POUR HILDA, LES INSTANCES SPORTIVES INTERNATIONALES NE FONT PAS LEUR BOULOT

« LES CONTRÔLES DE DOPAGE FRÔLENT PARFOIS LA PLAISANTERIE »

Éric LAHMY

28 Novembre 2018

Hrafnhildur Lúthersdóttir, vous connaissez ? Bon, son nom est un peu compliqué à orthographier; et à prononcer, je ne vous dis pas. Aussi comprend-on que ses potes l’appellent Hilda. Mais ça ne l’a pas empêché d’être une sacrément bonne nageuse islandaise. Elle est née à Hafnarfjordur, 3e ville du pays (et un autre défi pour un larynx made in France). Elle a étudié à Gainesville, en Floride, nagé avec les Florida Gators et ramené quelques trophées des NCAA. Spécialiste de la brasse, elle a été 6e en finale du 100 mètres brasse des Jeux olympiques de Rio, en 2016 et pas mal médaillée de championnats d’Europe.

Ses exploits l’ont rendue célèbre dans son île, dont la population avoisine celle de Toulouse, ce qui lui a valu d’être présentée à la clôture des Jeux olympiques, porte-drapeau de l’Islande.

Elle est aussi diplômée en criminologie, Hilda, et on l’imagine, nouvelle Kyra Sedgwick dans un Closer arctique, interrogeant cet ours polaire soupçonné d’avoir assassiné une famille de macareux : « que faisiez-vous dans la nuit du 27 octobre au 19 février ? »

Tout cela pour dire qu’on ne peut pas trop lui en conter, à Hrafnhildur ; et peut-être parce qu’elle a arrêté sa carrière de nageuse, elle peut balancer plus librement sur les mœurs des dirigeants de son sport. Enfin, balancer, c’est beaucoup dire. Mais ils ne l’ont pas trop impressionnée. « Je me souviens d’avoir été choquée, j’étais aux championnats d’Europe de Londres, en 2016 ; j’ai nagé à onze reprises, neuf fois en brasse et deux fois en relais, et enlevé trois médailles, et pas une fois je n’ai été contrôlée », a-t-elle raconté à Insidethegames, propos repris par le chroniqueur italien Stefano ARCOBELLI Je notais aussi que le centre de tests de dopage était rarement fréquenté. C’était quelque chose d’isolé, j’espère, parce qu’heureusement, dans d’autres meetings, la salle des contrôles était plus active. »
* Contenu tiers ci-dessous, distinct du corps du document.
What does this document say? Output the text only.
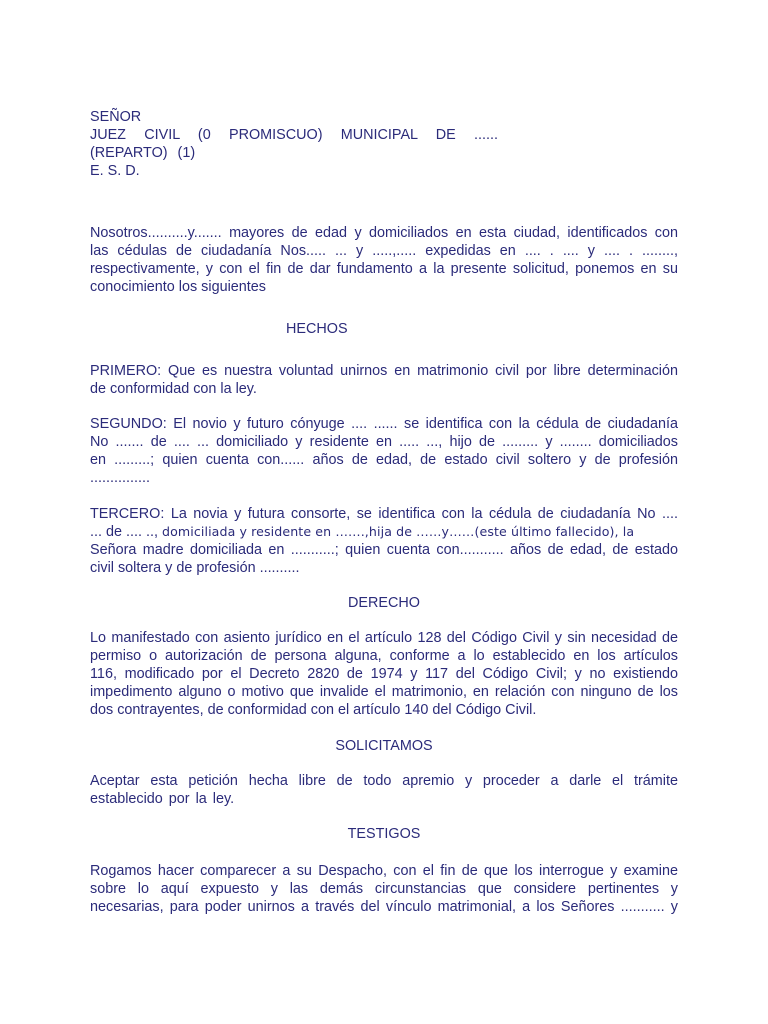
SEÑOR
JUEZ CIVIL (0 PROMISCUO) MUNICIPAL DE ......
(REPARTO) (1)
E. S. D.
Nosotros..........y....... mayores de edad y domiciliados en esta ciudad, identificados con
las cédulas de ciudadanía Nos..... ... y .....,..... expedidas en .... . .... y .... . ........,
respectivamente, y con el fin de dar fundamento a la presente solicitud, ponemos en su
conocimiento los siguientes
HECHOS
PRIMERO: Que es nuestra voluntad unirnos en matrimonio civil por libre determinación
de conformidad con la ley.
SEGUNDO: El novio y futuro cónyuge .... ...... se identifica con la cédula de ciudadanía
No ....... de .... ... domiciliado y residente en ..... ..., hijo de ......... y ........ domiciliados
en .........; quien cuenta con...... años de edad, de estado civil soltero y de profesión
...............
TERCERO: La novia y futura consorte, se identifica con la cédula de ciudadanía No ....
... de .... .., domiciliada y residente en …….,hija de ……y……(este último fallecido), la
Señora madre domiciliada en ...........; quien cuenta con........... años de edad, de estado
civil soltera y de profesión ..........
DERECHO
Lo manifestado con asiento jurídico en el artículo 128 del Código Civil y sin necesidad de
permiso o autorización de persona alguna, conforme a lo establecido en los artículos
116, modificado por el Decreto 2820 de 1974 y 117 del Código Civil; y no existiendo
impedimento alguno o motivo que invalide el matrimonio, en relación con ninguno de los
dos contrayentes, de conformidad con el artículo 140 del Código Civil.
SOLICITAMOS
Aceptar esta petición hecha libre de todo apremio y proceder a darle el trámite
establecido por la ley.
TESTIGOS
Rogamos hacer comparecer a su Despacho, con el fin de que los interrogue y examine
sobre lo aquí expuesto y las demás circunstancias que considere pertinentes y
necesarias, para poder unirnos a través del vínculo matrimonial, a los Señores ........... y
Il semble qu’elle mérite bien son nom de famille qui, si j’en crois ce que m’en dit le site « NameDoctor » (tout en m’imposant quelques cookies délétères), signifierait CORBEAU BATAILLEUR. Et s’il est clair, au vu des clichés de son site instagram, qu’elle a bien le corps beau, ce qui suit montre qu’elle n’est pas mal dotée non plus au plan du tempérament batailleur.

Ni la LEN, ni la FINA ne l’impressionnent donc par leur diligence à aider les athlètes et par leur plus d’empressement à les quadriller qu’à lutter contre les dérives du dopage.

CORBEAU BATAILLEUR À LA DÉFENSE DES SPORTIFS

« Je ne sais pas trop si la FINA est impliquée dans les contrôles de dopage, mais j’espère bien que la WADA fait de son mieux pour stopper le dopage, parce que le dopage est une injustice pour tout le monde, même pour ceux qui se dopent. Ils volent à d’autres leurs chances d’aller en finale, d’enlever une médaille. Et ils se volent leur propre fierté. »

Pas contente, non plus Hilda, d’avoir siégé dans les instances de la fédération islandaise, où, dit-elle, on lui fermait son caquet dès qu’elle faisait une remarque : « vous êtes jeune, vous ne savez pas… »

Elle a sans doute quelques raisons d’être un peu chagrine vis-à-vis des dirigeants, Hilda, parce que c’est avec les sous d’un rare sponsor qu’elle a payé le voyage olympique de son entraîneur. Elle appuie donc les actions de l’escrimeur allemand Max Hartung et de Katinka Hosszu et leurs revendications en faveur des athlètes.

Manifestement, ces combats ont désormais le vent en poupe.